Second, there is absolutely no guarantee that he is involved in our case. Simply because there was a call from that phone to Karen McMaster the night of the murder does not exactly a slam dunk case make.
Just the fact that we’re basing our hopes on this shows how weak our case currently is. Even if the guy is the leader of the Taliban, it’s a long way from proving Karen McMaster guilty, or Don Carrigan innocent.
Compounding the problem is that there is a short delay involved in Sam getting into the phone company computers and then locating where the phone is at any particular moment. It’s not like a radar screen where he’s following a blip; if it were we’d have a better chance.

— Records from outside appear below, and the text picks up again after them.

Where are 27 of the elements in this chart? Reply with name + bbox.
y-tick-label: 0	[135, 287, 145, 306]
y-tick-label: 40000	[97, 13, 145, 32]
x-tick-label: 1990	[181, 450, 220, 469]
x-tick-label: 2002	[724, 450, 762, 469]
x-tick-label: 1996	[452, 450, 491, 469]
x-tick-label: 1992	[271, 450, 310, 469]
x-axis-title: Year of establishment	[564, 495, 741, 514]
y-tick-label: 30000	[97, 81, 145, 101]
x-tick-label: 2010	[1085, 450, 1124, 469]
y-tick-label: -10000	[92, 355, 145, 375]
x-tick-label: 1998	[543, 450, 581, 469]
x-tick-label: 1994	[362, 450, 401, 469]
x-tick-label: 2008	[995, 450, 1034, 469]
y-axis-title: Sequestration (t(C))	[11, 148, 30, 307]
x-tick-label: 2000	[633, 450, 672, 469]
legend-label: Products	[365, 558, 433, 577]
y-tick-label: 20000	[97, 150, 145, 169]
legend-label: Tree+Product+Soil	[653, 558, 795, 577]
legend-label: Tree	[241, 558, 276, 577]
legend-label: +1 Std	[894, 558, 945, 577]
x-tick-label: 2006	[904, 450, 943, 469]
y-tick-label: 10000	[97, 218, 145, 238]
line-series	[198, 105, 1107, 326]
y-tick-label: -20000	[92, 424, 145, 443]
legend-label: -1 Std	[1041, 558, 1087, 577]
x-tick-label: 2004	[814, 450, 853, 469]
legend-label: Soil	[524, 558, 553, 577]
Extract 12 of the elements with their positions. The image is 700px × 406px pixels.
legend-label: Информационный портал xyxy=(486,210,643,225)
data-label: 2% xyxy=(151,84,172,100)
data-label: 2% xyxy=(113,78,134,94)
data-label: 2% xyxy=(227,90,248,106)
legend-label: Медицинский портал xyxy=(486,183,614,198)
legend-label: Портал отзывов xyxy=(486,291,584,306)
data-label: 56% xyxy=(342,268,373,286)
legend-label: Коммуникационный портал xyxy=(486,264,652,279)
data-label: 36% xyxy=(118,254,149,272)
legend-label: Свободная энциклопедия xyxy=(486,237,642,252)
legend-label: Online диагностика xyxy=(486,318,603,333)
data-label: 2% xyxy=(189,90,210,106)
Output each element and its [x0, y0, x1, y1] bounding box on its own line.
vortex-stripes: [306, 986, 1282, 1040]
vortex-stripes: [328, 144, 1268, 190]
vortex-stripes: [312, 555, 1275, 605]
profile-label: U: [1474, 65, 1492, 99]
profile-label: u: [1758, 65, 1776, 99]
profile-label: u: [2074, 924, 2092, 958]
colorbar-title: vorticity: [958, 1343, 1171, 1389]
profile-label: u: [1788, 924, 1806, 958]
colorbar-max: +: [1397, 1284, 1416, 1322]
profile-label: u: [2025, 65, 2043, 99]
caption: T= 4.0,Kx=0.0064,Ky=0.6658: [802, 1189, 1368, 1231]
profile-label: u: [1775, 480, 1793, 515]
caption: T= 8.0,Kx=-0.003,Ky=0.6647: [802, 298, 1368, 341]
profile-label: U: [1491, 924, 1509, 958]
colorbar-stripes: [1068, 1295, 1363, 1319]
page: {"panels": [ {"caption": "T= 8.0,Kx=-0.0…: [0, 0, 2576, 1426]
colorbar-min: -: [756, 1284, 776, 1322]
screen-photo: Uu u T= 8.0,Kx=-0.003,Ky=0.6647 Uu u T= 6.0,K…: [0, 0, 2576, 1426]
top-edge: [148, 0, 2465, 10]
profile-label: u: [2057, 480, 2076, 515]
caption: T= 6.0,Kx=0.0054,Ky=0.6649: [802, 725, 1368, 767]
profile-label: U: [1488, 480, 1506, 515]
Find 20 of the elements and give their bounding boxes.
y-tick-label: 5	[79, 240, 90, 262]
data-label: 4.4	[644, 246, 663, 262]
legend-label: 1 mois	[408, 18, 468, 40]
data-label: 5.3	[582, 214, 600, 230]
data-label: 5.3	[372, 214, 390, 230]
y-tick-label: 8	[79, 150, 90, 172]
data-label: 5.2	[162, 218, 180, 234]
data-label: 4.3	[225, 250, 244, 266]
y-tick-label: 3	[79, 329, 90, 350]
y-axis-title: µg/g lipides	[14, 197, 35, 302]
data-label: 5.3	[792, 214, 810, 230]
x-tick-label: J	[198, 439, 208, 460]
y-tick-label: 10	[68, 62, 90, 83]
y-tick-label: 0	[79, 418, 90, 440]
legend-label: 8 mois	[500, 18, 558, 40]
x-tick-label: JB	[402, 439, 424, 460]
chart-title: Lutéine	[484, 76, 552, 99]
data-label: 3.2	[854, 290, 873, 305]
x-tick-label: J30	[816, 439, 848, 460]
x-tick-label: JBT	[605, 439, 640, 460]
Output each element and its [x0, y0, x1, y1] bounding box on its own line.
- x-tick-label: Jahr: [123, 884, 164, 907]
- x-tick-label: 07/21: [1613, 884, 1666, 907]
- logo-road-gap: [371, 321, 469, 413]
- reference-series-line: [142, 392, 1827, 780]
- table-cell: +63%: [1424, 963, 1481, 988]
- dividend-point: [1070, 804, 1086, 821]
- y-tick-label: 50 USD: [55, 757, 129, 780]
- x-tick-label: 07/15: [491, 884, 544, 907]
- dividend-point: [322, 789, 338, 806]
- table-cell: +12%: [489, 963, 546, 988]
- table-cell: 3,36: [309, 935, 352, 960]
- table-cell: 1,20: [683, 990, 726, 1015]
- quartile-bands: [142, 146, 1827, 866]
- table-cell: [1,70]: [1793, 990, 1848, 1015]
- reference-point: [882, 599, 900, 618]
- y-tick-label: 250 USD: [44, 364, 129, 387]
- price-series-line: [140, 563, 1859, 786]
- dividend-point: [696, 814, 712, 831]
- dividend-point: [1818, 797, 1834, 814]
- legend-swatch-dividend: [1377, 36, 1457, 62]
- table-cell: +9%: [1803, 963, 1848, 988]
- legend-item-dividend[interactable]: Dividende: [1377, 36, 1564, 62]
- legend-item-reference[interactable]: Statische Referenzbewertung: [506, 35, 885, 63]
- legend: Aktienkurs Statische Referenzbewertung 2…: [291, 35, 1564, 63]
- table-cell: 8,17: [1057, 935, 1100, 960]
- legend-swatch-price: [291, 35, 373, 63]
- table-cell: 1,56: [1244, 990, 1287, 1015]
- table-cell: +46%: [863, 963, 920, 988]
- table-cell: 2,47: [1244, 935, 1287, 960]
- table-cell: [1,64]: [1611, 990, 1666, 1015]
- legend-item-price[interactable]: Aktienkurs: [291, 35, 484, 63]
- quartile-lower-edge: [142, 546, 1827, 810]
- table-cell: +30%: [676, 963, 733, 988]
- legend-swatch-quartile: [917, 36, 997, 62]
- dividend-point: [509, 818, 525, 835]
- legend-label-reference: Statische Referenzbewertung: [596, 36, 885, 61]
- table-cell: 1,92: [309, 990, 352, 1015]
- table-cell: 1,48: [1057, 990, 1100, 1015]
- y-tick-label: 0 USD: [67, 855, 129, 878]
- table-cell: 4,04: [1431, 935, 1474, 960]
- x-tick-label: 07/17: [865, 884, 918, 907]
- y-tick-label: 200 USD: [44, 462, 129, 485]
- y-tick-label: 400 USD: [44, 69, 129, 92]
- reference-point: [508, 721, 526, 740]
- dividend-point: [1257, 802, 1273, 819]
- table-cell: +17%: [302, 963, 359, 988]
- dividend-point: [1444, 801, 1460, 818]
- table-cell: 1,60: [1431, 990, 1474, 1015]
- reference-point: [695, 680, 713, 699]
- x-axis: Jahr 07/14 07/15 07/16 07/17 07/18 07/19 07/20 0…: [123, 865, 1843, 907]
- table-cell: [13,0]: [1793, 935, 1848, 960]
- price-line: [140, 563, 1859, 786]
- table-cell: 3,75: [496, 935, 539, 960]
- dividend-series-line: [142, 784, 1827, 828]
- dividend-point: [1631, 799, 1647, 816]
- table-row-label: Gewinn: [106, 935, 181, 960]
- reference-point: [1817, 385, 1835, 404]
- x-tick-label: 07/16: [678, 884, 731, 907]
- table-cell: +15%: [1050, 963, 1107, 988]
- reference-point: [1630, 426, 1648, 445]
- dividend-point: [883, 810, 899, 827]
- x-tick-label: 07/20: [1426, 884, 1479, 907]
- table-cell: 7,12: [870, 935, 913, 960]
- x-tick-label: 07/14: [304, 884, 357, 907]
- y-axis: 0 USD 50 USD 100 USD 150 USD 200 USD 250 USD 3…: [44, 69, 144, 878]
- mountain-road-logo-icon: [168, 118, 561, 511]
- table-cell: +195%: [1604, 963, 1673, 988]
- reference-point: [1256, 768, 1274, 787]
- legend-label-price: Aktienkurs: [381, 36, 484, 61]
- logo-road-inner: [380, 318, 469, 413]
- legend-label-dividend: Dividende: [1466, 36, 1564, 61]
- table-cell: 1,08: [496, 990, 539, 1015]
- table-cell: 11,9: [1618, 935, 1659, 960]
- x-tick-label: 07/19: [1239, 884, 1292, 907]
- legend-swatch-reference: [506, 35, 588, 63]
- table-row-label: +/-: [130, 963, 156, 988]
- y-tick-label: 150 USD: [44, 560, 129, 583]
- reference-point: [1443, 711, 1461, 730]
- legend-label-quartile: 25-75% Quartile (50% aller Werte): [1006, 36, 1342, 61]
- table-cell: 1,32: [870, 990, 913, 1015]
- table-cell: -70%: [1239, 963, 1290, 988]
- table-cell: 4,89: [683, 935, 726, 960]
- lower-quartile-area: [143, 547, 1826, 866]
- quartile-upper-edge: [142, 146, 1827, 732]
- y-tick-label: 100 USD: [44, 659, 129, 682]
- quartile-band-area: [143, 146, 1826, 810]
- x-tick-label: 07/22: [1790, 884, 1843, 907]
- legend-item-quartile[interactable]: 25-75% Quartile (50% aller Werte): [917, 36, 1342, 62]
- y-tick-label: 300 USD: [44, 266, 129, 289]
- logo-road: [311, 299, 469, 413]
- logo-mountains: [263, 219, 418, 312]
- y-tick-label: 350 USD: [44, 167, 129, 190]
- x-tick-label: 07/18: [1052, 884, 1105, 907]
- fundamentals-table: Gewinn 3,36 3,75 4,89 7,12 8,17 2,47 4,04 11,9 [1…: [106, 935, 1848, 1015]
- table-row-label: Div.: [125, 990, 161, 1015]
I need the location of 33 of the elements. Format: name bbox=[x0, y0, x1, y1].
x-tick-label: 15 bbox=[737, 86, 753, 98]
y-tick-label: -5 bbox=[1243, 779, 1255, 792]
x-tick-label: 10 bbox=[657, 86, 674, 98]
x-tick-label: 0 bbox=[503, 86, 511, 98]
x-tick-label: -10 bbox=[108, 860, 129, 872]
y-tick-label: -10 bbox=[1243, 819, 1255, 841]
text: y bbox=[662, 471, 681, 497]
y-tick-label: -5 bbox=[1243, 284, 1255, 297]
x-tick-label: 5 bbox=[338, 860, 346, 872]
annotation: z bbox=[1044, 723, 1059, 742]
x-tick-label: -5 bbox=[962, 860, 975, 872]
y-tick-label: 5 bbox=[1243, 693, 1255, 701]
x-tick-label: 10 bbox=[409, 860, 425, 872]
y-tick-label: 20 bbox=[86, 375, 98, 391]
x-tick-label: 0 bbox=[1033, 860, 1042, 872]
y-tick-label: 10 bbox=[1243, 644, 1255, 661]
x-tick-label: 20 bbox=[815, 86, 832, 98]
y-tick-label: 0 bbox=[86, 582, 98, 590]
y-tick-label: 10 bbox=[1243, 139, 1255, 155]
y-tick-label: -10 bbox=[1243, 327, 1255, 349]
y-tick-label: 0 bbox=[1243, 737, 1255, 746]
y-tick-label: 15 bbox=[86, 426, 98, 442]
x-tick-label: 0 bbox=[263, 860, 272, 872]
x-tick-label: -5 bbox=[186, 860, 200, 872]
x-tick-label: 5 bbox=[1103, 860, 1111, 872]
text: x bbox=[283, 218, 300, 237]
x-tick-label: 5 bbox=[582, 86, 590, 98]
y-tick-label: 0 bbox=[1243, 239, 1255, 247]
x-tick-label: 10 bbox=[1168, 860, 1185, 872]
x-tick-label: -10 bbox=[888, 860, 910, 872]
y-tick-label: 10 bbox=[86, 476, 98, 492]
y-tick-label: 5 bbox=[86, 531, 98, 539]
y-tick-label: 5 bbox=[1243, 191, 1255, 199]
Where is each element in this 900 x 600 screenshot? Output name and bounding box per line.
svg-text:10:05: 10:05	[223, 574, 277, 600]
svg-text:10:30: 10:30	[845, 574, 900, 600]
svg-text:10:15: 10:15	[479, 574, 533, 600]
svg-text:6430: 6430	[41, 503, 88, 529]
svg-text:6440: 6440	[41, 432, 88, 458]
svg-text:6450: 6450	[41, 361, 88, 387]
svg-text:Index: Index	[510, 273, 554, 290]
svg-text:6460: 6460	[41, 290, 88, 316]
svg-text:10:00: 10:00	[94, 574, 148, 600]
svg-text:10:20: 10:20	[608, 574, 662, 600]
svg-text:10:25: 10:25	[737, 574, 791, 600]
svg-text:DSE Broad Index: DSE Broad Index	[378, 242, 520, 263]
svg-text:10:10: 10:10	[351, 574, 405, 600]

We come up with a plan of attack. Sam is going to spend the next four or five days tracking the locations of the phone, seeing if we can detect a pattern. If the phone shows up in a particular place at a particular time with some frequency, then we can take advantage of that pattern.
It will still be hit or miss, but we might have more of a chance of hitting.
In the meantime, I need to focus on trial preparation. I have Hike resubmit the request we had put in for the bloody sleeve to be DNA tested. Once we had our own results, we had withdrawn the request, since we didn’t want the prosecution to know about Ernie Vinson.